1. Aktuelle Zinslage 2026

Nach dem Zinshoch 2023/24 haben sich die Bauzinsen 2026 auf einem mittleren Niveau eingependelt. Die folgenden Werte sind reine Orientierungswerte. Konkrete Angebote weichen tagesaktuell ab, je nach Bonität, Beleihungsauslauf und Bank:

Bauzinsen Orientierung (Stand Juli 2026)
Zinsbindungca. ZinssatzEmpfehlung
5 Jahre2,8–3,2 %Nur bei geplantem Verkauf
10 Jahre3,2–3,8 %Standard-Empfehlung
15 Jahre3,5–4,0 %Gut bei wenig Eigenkapital
20 Jahre3,8–4,3 %Maximale Planungssicherheit
ℹ️ Wichtig: Nach 10 Jahren Zinsbindung haben Sie ein gesetzliches Sonderkündigungsrecht (§ 489 BGB), unabhängig davon, ob Sie 15 oder 20 Jahre vereinbart haben. Das gibt Ihnen eine Optionalität, die oft unterschätzt wird.
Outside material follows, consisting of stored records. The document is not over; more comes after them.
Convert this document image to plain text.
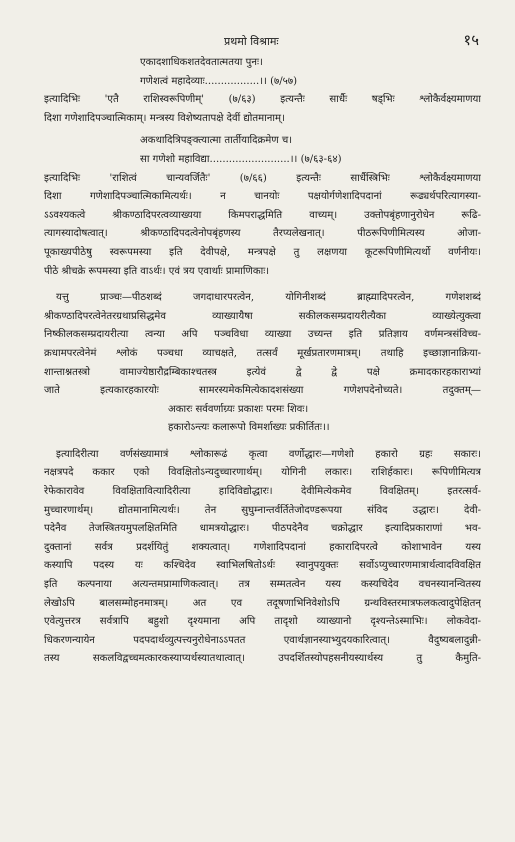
प्रथमो विश्रामः	१५
एकादशाधिकशतदेवतात्मतया पुनः।
गणेशत्वं महादेव्याः.................।। (७/५७)
इत्यादिभिः 'एतै राशिस्वरूपिणीम्' (७/६३) इत्यन्तैः सार्धैः षड्भिः श्लोकैर्वक्ष्यमाणया
दिशा गणेशादिपञ्चात्मिकाम्। मन्त्रस्य विशेष्यतापक्षे देवीं द्योतमानाम्।
अकथादित्रिपङ्क्त्यात्मा तार्तीयादिक्रमेण च।
सा गणेशो महाविद्या.........................।। (७/६३-६४)
इत्यादिभिः 'राशित्वं चान्यवर्जितैः' (७/६६) इत्यन्तैः सार्धैस्त्रिभिः श्लोकैर्वक्ष्यमाणया
दिशा गणेशादिपञ्चात्मिकामित्यर्थः। न चानयोः पक्षयोर्गणेशादिपदानां रूढ्यर्थपरित्यागस्या-
ऽऽवश्यकत्वे श्रीकण्ठादिपरत्वव्याख्यया किमपराद्धमिति वाच्यम्। उक्तोपबृंहणानुरोधेन रूढि-
त्यागस्यादोषत्वात्। श्रीकण्ठादिपदत्वेनोपबृंहणस्य तैरप्यलेखनात्। पीठरूपिणीमित्यस्य ओजा-
पूकाख्यपीठेषु स्वरूपमस्या इति देवीपक्षे, मन्त्रपक्षे तु लक्षणया कूटरूपिणीमित्यर्थो वर्णनीयः।
पीठे श्रीचक्रे रूपमस्या इति वाऽर्थः। एवं त्रय एवार्थाः प्रामाणिकाः।
यत्तु प्राञ्चः—पीठशब्दं जगदाधारपरत्वेन, योगिनीशब्दं ब्राह्म्यादिपरत्वेन, गणेशशब्दं
श्रीकण्ठादिपरत्वेनेतरग्रथाप्रसिद्धमेव व्याख्यायैषा सकीलकसम्प्रदायरीत्यैका व्याख्येत्युक्त्वा
निष्कीलकसम्प्रदायरीत्या त्वन्या अपि पञ्चविधा व्याख्या उच्यन्त इति प्रतिज्ञाय वर्णमन्त्रसंविच्च-
क्रधामपरत्वेनेमं श्लोकं पञ्चधा व्याचक्षते, तत्सर्वं मूर्खप्रतारणमात्रम्। तथाहि इच्छाज्ञानाक्रिया-
शान्ताश्नतस्त्रो वामाज्येष्ठारौद्रम्बिकाश्चतस्त्र इत्येवं द्वे द्वे पक्षे क्रमादकारहकाराभ्यां
जाते इत्यकारहकारयोः सामरस्यमेकमित्येकादशसंख्या गणेशपदेनोच्यते। तदुक्तम्—
अकारः सर्ववर्णाग्र्यः प्रकाशः परमः शिवः।
हकारोऽन्त्यः कलारूपो विमर्शाख्यः प्रकीर्तितः।।
इत्यादिरीत्या वर्णसंख्यामात्रं श्लोकारूढं कृत्वा वर्णोद्धारः—गणेशो हकारो ग्रहः सकारः।
नक्षत्रपदे ककार एको विवक्षितोऽन्यदुच्चारणार्थम्। योगिनी लकारः। राशिर्हकारः। रूपिणीमित्यत्र
रेफेकारावेव विवक्षितावित्यादिरीत्या हादिविद्योद्धारः। देवीमित्येकमेव विवक्षितम्। इतरत्सर्व-
मुच्चारणार्थम्। द्योतमानामित्यर्थः। तेन सुघुम्नान्तर्वर्तितेजोदण्डरूपया संविद उद्धारः। देवी-
पदेनैव तेजस्त्रितयमुपलक्षितमिति धामत्रयोद्धारः। पीठपदेनैव चक्रोद्धार इत्यादिप्रकाराणां भव-
दुक्तानां सर्वत्र प्रदर्शयितुं शक्यत्वात्। गणेशादिपदानां हकारादिपरत्वे कोशाभावेन यस्य
कस्यापि पदस्य यः कश्चिदेव स्वाभिलषितोऽर्थः स्वानुपयुक्तः सर्वोऽप्युच्चारणमात्रार्थत्वादविवक्षित
इति कल्पनाया अत्यन्तमप्रामाणिकत्वात्। तत्र सम्मतत्वेन यस्य कस्यचिदेव वचनस्यानन्वितस्य
लेखोऽपि बालसम्मोहनमात्रम्। अत एव तदूषणाभिनिवेशोऽपि ग्रन्थविस्तरमात्रफलकत्वादुपेक्षितन्
एवेत्युत्तरत्र सर्वत्रापि बहुशो दृश्यमाना अपि तादृशो व्याख्यानो दृश्यन्तेऽस्माभिः। लोकवेदा-
धिकरणन्यायेन पदपदार्थव्युत्पत्त्यनुरोधेनाऽऽपतत एवार्थज्ञानस्याभ्युदयकारित्वात्। वैदुष्यबलादुन्नी-
तस्य सकलविद्वच्चमत्कारकस्याप्यर्थस्यातथात्वात्। उपदर्शितस्योपहसनीयस्यार्थस्य तु कैमुति-
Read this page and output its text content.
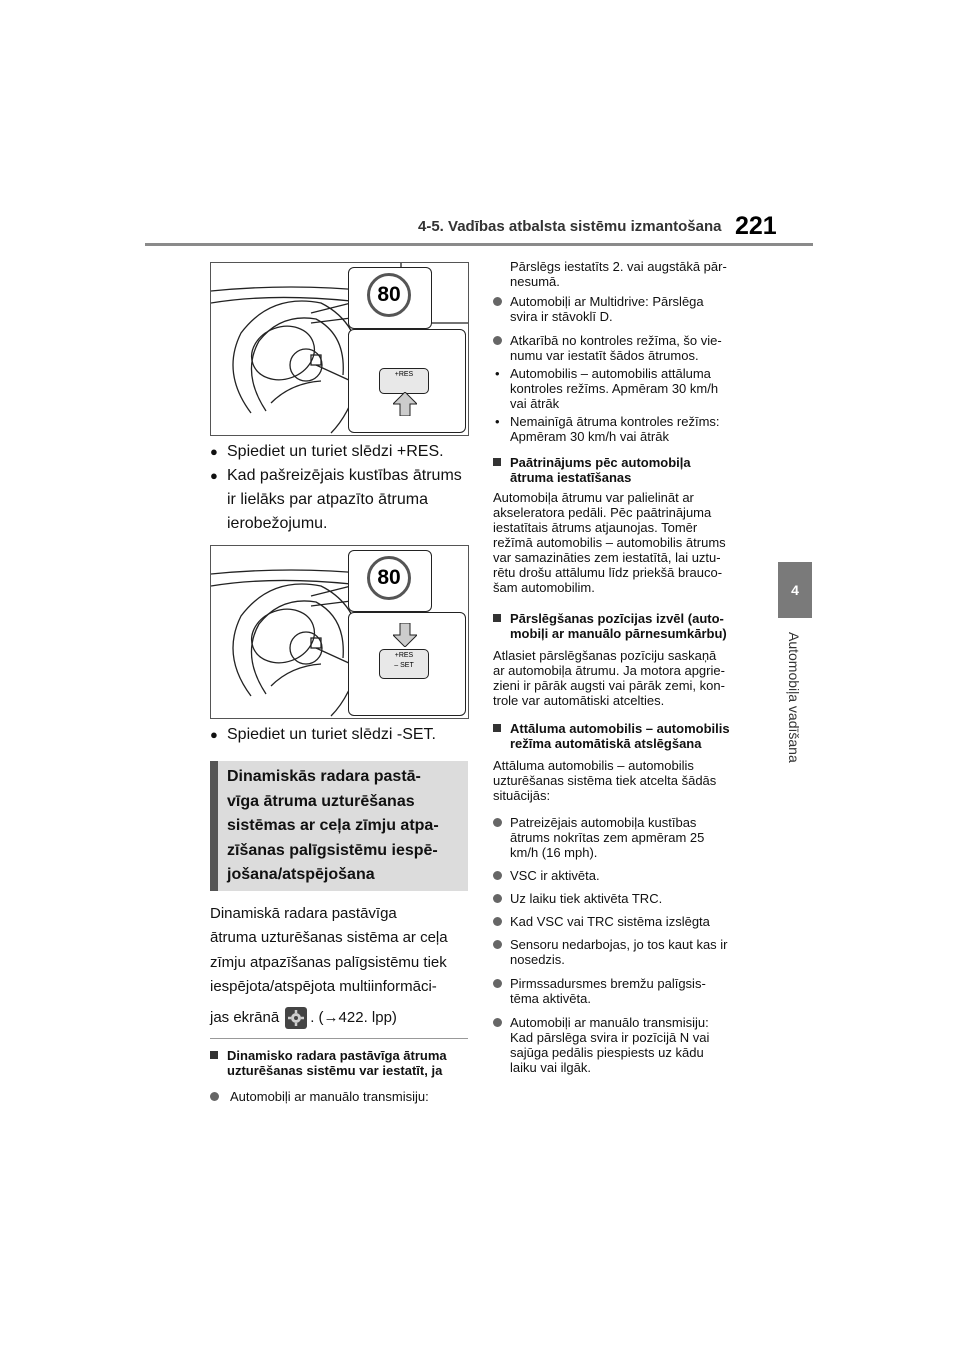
4-5. Vadības atbalsta sistēmu izmantošana 221
4
Automobiļa vadīšana
80
+RES
● Spiediet un turiet slēdzi +RES.
● Kad pašreizējais kustības ātrums
ir lielāks par atpazīto ātruma
ierobežojumu.
80
+RES
– SET
● Spiediet un turiet slēdzi -SET.
Dinamiskās radara pastā-
vīga ātruma uzturēšanas
sistēmas ar ceļa zīmju atpa-
zīšanas palīgsistēmu iespē-
jošana/atspējošana
Dinamiskā radara pastāvīga
ātruma uzturēšanas sistēma ar ceļa
zīmju atpazīšanas palīgsistēmu tiek
iespējota/atspējota multiinformāci-
jas ekrānā . (→422. lpp)
Dinamisko radara pastāvīga ātruma
uzturēšanas sistēmu var iestatīt, ja
Automobiļi ar manuālo transmisiju:
Pārslēgs iestatīts 2. vai augstākā pār-
nesumā.
Automobiļi ar Multidrive: Pārslēga
svira ir stāvoklī D.
Atkarībā no kontroles režīma, šo vie-
numu var iestatīt šādos ātrumos.
• Automobilis – automobilis attāluma
kontroles režīms. Apmēram 30 km/h
vai ātrāk
• Nemainīgā ātruma kontroles režīms:
Apmēram 30 km/h vai ātrāk
Paātrinājums pēc automobiļa
ātruma iestatīšanas
Automobiļa ātrumu var palielināt ar
akseleratora pedāli. Pēc paātrinājuma
iestatītais ātrums atjaunojas. Tomēr
režīmā automobilis – automobilis ātrums
var samazināties zem iestatītā, lai uztu-
rētu drošu attālumu līdz priekšā brauco-
šam automobilim.
Pārslēgšanas pozīcijas izvēl (auto-
mobiļi ar manuālo pārnesumkārbu)
Atlasiet pārslēgšanas pozīciju saskaņā
ar automobiļa ātrumu. Ja motora apgrie-
zieni ir pārāk augsti vai pārāk zemi, kon-
trole var automātiski atcelties.
Attāluma automobilis – automobilis
režīma automātiskā atslēgšana
Attāluma automobilis – automobilis
uzturēšanas sistēma tiek atcelta šādās
situācijās:
Patreizējais automobiļa kustības
ātrums nokrītas zem apmēram 25
km/h (16 mph).
VSC ir aktivēta.
Uz laiku tiek aktivēta TRC.
Kad VSC vai TRC sistēma izslēgta
Sensoru nedarbojas, jo tos kaut kas ir
nosedzis.
Pirmssadursmes bremžu palīgsis-
tēma aktivēta.
Automobiļi ar manuālo transmisiju:
Kad pārslēga svira ir pozīcijā N vai
sajūga pedālis piespiests uz kādu
laiku vai ilgāk.
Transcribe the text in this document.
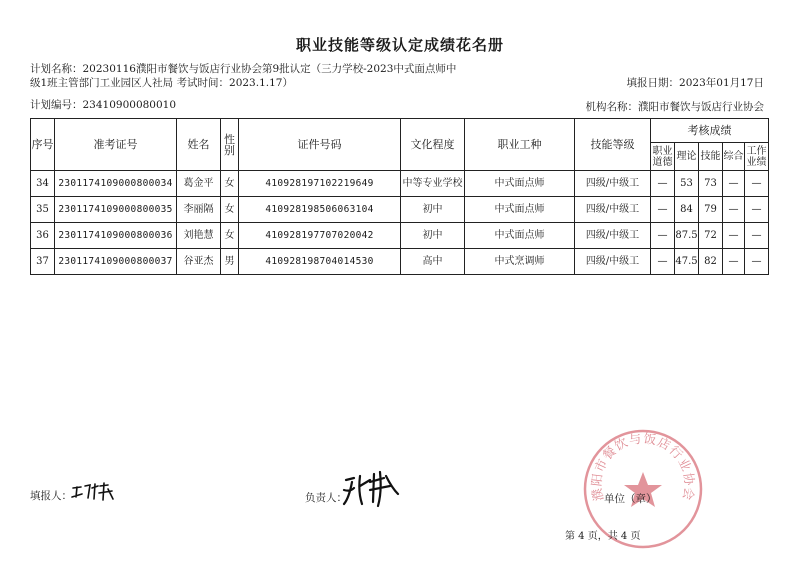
职业技能等级认定成绩花名册
计划名称：20230116濮阳市餐饮与饭店行业协会第9批认定（三力学校-2023中式面点师中级1班主管部门工业园区人社局 考试时间：2023.1.17）	填报日期：2023年01月17日
计划编号：23410900080010	机构名称：濮阳市餐饮与饭店行业协会
序号	准考证号	姓名	性别	证件号码	文化程度	职业工种	技能等级	考核成绩				
								职业道德	理论	技能	综合	工作业绩
34	2301174109000800034	葛金平	女	410928197102219649	中等专业学校	中式面点师	四级/中级工	—	53	73	—	—
35	2301174109000800035	李丽隔	女	410928198506063104	初中	中式面点师	四级/中级工	—	84	79	—	—
36	2301174109000800036	刘艳慧	女	410928197707020042	初中	中式面点师	四级/中级工	—	87.5	72	—	—
37	2301174109000800037	谷亚杰	男	410928198704014530	高中	中式烹调师	四级/中级工	—	47.5	82	—	—
濮阳市餐饮与饭店行业协会
填报人：	负责人：	单位（章）
第 4 页，共 4 页
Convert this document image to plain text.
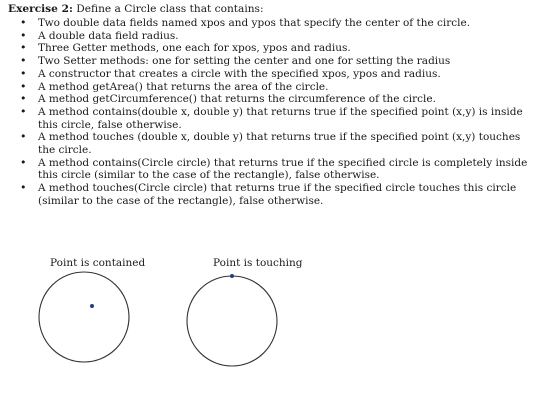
Exercise 2: Define a Circle class that contains:
• Two double data fields named xpos and ypos that specify the center of the circle.
• A double data field radius.
• Three Getter methods, one each for xpos, ypos and radius.
• Two Setter methods: one for setting the center and one for setting the radius
• A constructor that creates a circle with the specified xpos, ypos and radius.
• A method getArea() that returns the area of the circle.
• A method getCircumference() that returns the circumference of the circle.
• A method contains(double x, double y) that returns true if the specified point (x,y) is inside this circle, false otherwise.
• A method touches (double x, double y) that returns true if the specified point (x,y) touches the circle.
• A method contains(Circle circle) that returns true if the specified circle is completely inside this circle (similar to the case of the rectangle), false otherwise.
• A method touches(Circle circle) that returns true if the specified circle touches this circle (similar to the case of the rectangle), false otherwise.
Point is contained	Point is touching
2. Die Zinsbindung ist eine eigene Entscheidung

Die meisten Käufer verhandeln über den Zinssatz und nehmen die Zinsbindung als gegeben hin. Das ist falsch herum gedacht. Die Zinsbindung entscheidet darüber, wie viel Ihres Kredits überhaupt einem Zinsrisiko ausgesetzt ist. Sie kaufen mit einer langen Bindung eine Versicherung, und der Aufschlag in der Tabelle oben ist die Prämie.

Das Besondere daran: Die Versicherung ist einseitig. § 489 Abs. 1 Nr. 2 BGB erlaubt Ihnen, jeden Immobilienkredit zehn Jahre nach vollständiger Auszahlung mit einer Frist von sechs Monaten zu kündigen, ohne Vorfälligkeitsentschädigung. Sie sind also nach spätestens zehneinhalb Jahren frei, auch wenn im Vertrag 20 Jahre stehen. Fallen die Zinsen, steigen Sie aus. Steigen sie, bleiben Sie in der langen Bindung. Die Bank hat dieses Recht nicht.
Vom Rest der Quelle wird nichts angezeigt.